Different apprehensions of Christ, as, for instance, that of a Paul or a John, would give different modes in the same line of service. But in this day it is not merely the divine varieties which we meet with, but we see believers zealous in proclaiming the gospel, and delight ing in good works, who do not think it incumbent on them to die to everything here -- position, etc., and who, according to the truth I have noticed above, have not really entered on the path of a true servant, and do not carry the mark of Christ's ministers. What are we to think and say of them? This: that many are very true to their light, but their services as a rule are directed to man, and to his benefit as a man. Now if these earnest souls were really following Christ, they would not serve less zealously, but they could not have man as he is so much an object before their minds. If I, as the fruit of Christ's death, am really ministering to Him in a world of death, it can be in no wise to maintain anything here, but on the contrary, while seeking to alleviate the misery here in every possible way, I should very distinctly pronounce that there is no remedy for it but in the life of Christ out of death; and this certainly cannot be pressed with any power or weight while it is not acted on in oneself. 

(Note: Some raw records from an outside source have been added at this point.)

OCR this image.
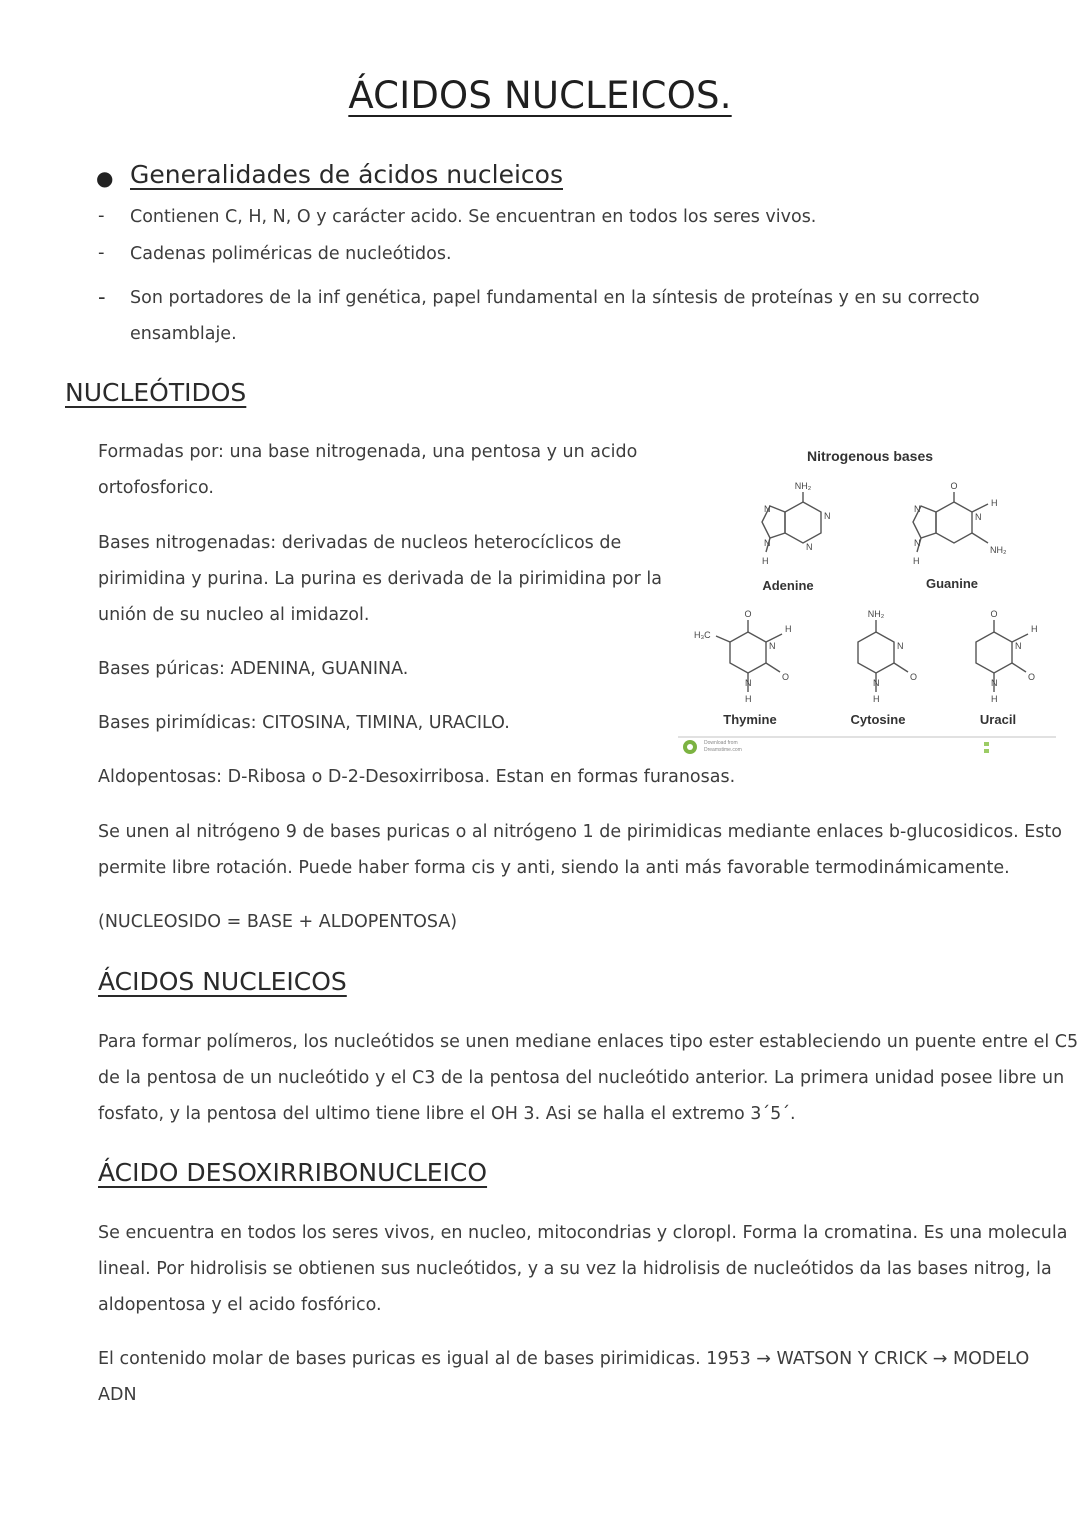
ÁCIDOS NUCLEICOS.
● Generalidades de ácidos nucleicos
- Contienen C, H, N, O y carácter acido. Se encuentran en todos los seres vivos.
- Cadenas poliméricas de nucleótidos.
- Son portadores de la inf genética, papel fundamental en la síntesis de proteínas y en su correcto
ensamblaje.
NUCLEÓTIDOS
Formadas por: una base nitrogenada, una pentosa y un acido
ortofosforico.
Bases nitrogenadas: derivadas de nucleos heterocíclicos de
pirimidina y purina. La purina es derivada de la pirimidina por la
unión de su nucleo al imidazol.
Bases púricas: ADENINA, GUANINA.
Bases pirimídicas: CITOSINA, TIMINA, URACILO.
Aldopentosas: D-Ribosa o D-2-Desoxirribosa. Estan en formas furanosas.
Se unen al nitrógeno 9 de bases puricas o al nitrógeno 1 de pirimidicas mediante enlaces b-glucosidicos. Esto
permite libre rotación. Puede haber forma cis y anti, siendo la anti más favorable termodinámicamente.
(NUCLEOSIDO = BASE + ALDOPENTOSA)
Nitrogenous bases
NH₂
N
N
N
N
H
Adenine
O
H
N
NH₂
N
N
H
Guanine
O
H₃C
H
N
O
N
H
Thymine
NH₂
N
O
N
H
Cytosine
O
H
N
O
N
H
Uracil
Download from
Dreamstime.com
ÁCIDOS NUCLEICOS
Para formar polímeros, los nucleótidos se unen mediane enlaces tipo ester estableciendo un puente entre el C5
de la pentosa de un nucleótido y el C3 de la pentosa del nucleótido anterior. La primera unidad posee libre un
fosfato, y la pentosa del ultimo tiene libre el OH 3. Asi se halla el extremo 3´5´.
ÁCIDO DESOXIRRIBONUCLEICO
Se encuentra en todos los seres vivos, en nucleo, mitocondrias y cloropl. Forma la cromatina. Es una molecula
lineal. Por hidrolisis se obtienen sus nucleótidos, y a su vez la hidrolisis de nucleótidos da las bases nitrog, la
aldopentosa y el acido fosfórico.
El contenido molar de bases puricas es igual al de bases pirimidicas. 1953 → WATSON Y CRICK → MODELO
ADN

The real reason of this failure in souls is not want of reality, but simply ignorance of their true standing, because they have only received Christ as conferring benefits on man, and therefore they can only follow the instinct in their hearts - true in itself -- to serve Christ in keeping with their own apprehensions of Him. The instinct to serve is right, but from want of a true and full apprehension of how they are placed in relation to all here by being in Christ, and, as the fruit of His death, above and apart from all that is of man, they engage themselves with man as of the first Adam, and as if his history were not morally at an end in the cross of Christ. If I know that man's history is ended there in God's sight, I can only minister Christ, and the grace of Christ as the One risen out from among the dead. Some may say, Then you give no place for good and useful works for man's benefit. Quite the contrary; I minister the only thing that can really meet man's case, but then it is not to maintain his status as man. What I press is that every service should begin with this: that if Christ "died for all, then were all dead". 

The true servant thinks of the deepest necessity first, and like a skilful physician, when the patient is suffering from a complication of maladies, he seeks to arrest the deadly one first, nay, his utmost attention is directed to it. But, to be this skilful physician, this true servant -- one who does not suffer personally from the malady he would relieve -- he must be one who has learned the power of Christ's resurrection. 

When a physician seeks to stay or check a mortal disease, while doing so, he thinks comparatively little of others. And just so a true servant, having found life in Christ, ministers of Christ in a dying world, not as of it himself, but as out of it, to those in it, that through grace they may receive Him who has risen out of it. He will also well and truly care for the sufferers in this scene of death -- all patients in one vast infirmary.